Wednesday Wanderlust: Neuschwanstein Castle, Germany

No matter how wonderful my corner of the world, every so often all I want to do is grab my passport and head for the great wide elsewhere. Since that’s not feasible right now, here’s where I’m dreaming of wandering this week.


map_neuschwanstein_castle (1)In 1869, under King Ludwig II of Bavaria’s instructions and watchful eye,  workmen broke land at the foot of the German Alps for the construction of Nuschwanstein Castle.

Ludwig took the throne when he was just 18; two years later, in 1866, the expanding Prussian state engulfed Bavaria and Austria, leaving the Bavarian king as merely a governmental figurehead. Ludwig is remembered more as a patron of the arts than as an especially apt ruler: his patronage of Richard Wagner allowed the composition of his later operas and his interest in architecture left its mark on the German countryside.

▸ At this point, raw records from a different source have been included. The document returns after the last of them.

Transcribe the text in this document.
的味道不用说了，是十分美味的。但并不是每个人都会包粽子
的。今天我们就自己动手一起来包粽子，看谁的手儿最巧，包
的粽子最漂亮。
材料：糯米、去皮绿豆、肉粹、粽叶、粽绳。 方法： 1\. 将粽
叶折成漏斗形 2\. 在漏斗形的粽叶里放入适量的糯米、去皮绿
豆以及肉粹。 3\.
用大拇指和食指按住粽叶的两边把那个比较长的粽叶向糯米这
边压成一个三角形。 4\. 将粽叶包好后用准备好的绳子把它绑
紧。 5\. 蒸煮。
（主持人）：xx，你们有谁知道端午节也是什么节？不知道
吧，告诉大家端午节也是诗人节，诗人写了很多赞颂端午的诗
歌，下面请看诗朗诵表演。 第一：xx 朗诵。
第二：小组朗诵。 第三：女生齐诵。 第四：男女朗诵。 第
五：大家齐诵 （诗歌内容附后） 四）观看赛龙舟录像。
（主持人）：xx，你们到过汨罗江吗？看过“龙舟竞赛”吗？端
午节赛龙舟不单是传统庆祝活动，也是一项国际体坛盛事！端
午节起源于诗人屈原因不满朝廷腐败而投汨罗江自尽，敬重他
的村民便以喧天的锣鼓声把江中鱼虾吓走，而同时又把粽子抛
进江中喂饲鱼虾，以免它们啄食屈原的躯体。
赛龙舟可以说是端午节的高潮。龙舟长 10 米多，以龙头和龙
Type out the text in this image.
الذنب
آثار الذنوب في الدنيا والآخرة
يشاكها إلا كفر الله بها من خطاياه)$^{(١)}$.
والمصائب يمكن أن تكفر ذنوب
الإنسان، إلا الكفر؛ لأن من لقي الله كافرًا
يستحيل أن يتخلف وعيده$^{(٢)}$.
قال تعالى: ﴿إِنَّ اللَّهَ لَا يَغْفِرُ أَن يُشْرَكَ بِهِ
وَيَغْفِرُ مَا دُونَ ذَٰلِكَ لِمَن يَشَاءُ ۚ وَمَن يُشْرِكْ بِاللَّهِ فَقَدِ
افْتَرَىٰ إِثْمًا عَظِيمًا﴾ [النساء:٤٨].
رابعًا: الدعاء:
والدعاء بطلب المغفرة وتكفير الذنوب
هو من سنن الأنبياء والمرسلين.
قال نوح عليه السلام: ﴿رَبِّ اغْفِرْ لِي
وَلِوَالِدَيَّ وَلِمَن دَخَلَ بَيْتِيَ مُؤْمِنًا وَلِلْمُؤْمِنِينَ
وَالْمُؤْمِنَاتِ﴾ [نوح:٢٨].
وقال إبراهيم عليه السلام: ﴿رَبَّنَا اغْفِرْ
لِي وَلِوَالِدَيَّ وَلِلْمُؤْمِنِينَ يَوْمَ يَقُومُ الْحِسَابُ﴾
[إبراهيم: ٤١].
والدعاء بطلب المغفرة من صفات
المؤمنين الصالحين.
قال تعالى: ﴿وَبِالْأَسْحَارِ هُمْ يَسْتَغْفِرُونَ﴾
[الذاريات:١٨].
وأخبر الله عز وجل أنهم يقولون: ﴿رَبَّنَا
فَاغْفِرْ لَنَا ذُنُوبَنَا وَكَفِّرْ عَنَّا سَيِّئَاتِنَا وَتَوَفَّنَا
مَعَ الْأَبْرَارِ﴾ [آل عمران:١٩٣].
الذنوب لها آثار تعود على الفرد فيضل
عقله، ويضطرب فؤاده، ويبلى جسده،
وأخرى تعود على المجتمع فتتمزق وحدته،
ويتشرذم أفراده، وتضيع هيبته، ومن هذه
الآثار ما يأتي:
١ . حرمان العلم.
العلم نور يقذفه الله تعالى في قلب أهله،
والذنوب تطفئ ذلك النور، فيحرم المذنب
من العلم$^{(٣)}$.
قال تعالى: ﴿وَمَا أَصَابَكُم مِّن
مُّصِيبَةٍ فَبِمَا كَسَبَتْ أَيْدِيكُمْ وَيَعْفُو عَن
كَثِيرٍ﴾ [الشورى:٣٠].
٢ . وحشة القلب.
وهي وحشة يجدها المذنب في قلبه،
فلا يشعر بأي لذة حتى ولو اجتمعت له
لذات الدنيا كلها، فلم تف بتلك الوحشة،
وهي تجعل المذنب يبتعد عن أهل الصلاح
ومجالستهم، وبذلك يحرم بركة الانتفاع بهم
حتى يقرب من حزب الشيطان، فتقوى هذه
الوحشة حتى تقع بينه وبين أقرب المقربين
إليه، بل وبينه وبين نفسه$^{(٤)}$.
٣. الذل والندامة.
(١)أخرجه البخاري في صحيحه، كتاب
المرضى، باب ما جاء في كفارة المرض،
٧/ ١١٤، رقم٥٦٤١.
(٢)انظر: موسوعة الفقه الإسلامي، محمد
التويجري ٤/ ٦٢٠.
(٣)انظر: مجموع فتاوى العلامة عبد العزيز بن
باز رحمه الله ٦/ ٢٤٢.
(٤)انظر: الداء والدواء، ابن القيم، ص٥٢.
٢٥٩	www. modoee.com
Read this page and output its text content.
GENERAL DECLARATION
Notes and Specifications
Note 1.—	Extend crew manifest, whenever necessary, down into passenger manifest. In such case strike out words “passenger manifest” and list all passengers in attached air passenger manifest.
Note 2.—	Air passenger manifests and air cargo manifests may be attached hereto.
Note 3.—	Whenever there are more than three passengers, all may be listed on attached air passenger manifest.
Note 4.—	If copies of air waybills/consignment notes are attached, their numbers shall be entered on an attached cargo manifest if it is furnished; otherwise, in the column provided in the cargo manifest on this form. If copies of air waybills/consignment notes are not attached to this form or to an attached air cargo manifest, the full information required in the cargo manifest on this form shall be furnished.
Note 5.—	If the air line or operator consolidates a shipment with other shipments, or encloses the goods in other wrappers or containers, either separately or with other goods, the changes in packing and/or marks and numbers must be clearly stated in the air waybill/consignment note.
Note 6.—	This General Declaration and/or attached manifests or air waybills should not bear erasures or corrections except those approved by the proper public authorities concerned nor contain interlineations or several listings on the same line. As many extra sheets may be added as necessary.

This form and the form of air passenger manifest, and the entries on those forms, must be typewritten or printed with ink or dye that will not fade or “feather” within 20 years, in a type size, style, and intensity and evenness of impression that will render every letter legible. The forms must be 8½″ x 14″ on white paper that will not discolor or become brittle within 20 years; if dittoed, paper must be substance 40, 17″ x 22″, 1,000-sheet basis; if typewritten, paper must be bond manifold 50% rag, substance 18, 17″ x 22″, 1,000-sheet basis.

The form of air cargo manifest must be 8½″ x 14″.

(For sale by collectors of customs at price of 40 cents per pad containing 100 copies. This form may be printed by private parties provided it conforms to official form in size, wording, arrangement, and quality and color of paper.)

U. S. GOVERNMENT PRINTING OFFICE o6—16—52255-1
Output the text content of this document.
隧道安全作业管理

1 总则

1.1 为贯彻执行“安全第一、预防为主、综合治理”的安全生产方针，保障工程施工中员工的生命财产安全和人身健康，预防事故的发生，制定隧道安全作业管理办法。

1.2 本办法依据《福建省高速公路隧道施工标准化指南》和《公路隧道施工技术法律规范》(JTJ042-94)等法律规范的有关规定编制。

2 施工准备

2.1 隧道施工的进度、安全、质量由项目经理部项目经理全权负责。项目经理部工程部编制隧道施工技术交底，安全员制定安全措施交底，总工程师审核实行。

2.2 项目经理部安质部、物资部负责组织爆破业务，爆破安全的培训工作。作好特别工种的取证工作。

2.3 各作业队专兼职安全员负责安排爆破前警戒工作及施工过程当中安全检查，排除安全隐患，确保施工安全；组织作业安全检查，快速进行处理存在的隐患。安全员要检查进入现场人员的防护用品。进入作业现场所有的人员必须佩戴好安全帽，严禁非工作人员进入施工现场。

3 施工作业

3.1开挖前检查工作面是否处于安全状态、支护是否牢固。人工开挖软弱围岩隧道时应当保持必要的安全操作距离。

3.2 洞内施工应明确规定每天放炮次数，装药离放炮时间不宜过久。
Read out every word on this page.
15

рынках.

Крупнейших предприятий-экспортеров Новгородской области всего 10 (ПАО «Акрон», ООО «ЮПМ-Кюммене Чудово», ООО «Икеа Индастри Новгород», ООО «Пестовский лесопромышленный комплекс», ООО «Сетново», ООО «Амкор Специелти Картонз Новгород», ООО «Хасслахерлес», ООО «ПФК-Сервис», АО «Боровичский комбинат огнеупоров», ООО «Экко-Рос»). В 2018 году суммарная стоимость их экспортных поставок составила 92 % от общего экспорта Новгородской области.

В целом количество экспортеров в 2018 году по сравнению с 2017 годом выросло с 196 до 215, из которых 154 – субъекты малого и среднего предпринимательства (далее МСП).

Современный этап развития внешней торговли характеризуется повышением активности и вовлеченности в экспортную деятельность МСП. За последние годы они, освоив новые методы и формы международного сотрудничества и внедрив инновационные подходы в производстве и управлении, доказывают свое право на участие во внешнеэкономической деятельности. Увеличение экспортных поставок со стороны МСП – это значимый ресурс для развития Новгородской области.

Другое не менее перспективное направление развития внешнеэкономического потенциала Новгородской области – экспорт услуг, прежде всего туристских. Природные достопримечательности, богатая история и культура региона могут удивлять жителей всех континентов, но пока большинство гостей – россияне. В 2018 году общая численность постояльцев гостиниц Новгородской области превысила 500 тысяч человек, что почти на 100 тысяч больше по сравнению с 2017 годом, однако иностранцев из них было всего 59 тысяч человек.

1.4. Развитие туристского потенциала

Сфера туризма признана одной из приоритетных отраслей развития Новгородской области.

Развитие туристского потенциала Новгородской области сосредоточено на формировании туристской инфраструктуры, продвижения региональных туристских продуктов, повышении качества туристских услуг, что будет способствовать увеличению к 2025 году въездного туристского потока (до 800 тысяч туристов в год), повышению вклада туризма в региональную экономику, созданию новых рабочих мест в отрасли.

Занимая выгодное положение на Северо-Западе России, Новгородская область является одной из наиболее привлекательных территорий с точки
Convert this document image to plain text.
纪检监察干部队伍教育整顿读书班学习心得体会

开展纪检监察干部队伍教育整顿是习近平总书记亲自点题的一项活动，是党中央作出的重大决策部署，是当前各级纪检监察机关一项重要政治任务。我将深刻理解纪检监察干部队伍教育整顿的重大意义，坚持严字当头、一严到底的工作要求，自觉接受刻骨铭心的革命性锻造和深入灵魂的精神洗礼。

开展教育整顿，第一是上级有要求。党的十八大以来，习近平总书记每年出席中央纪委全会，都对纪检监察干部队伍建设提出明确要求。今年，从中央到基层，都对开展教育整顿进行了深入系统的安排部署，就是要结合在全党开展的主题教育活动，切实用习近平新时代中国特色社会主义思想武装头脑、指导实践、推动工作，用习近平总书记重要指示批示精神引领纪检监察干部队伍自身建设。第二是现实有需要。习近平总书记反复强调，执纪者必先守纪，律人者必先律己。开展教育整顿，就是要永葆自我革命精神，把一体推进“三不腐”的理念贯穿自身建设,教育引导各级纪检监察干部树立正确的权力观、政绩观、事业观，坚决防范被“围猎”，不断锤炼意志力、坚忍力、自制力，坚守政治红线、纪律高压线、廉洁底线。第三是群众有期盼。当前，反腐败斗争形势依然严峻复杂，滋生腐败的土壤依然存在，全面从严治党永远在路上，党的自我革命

Ludwig was a rather ineffectual ruler, preferring to spend time reading and studying than in any sort of statecraft. In 1875, he began sleeping during the day and staying up all night, a habit which he continued until his death in 1886. His eccentricities eventually cost him his kingdom and, perhaps, his life: based on servant testimonies, and supported by Leopold’s uncle, Luitpold, four psychiatrists reported that Leopold was paranoid, unable to rule or retain his freedom. He died three days after being taken into protective custody. The cause of his death is still disputed.

The plans for Neuschwanstein Castle were inspired by the German Burgenromantik  movement, literally the “Romantic Castle” movement. During the late 19th century, castles across Europe were constructed or modified to include fantastic and picturesque elements: more soaring towers, more balconies, more detail on the stoneworks. Neuschwanstein Castle clearly reflects these influences. It is frequently named the most beautiful castle in the world and was the inspiration for the Disney Sleeping Beauty castle (pictured at right).

And a few shots of the interior:

Those chandeliers are such an interesting shape–and those windows! Can’t you just imagine the view? 

I love that green and scarlet together. And look at that ceiling—the detail in the wood is absolutely amazing.

The murals on the walls of the castle depict scenes from Germanic mythology and Wagner’s operas.

…and one more picture of the exterior. Because it’s so beautiful.

And that’s where I’m dreaming of visiting. Thanks for traveling along with me!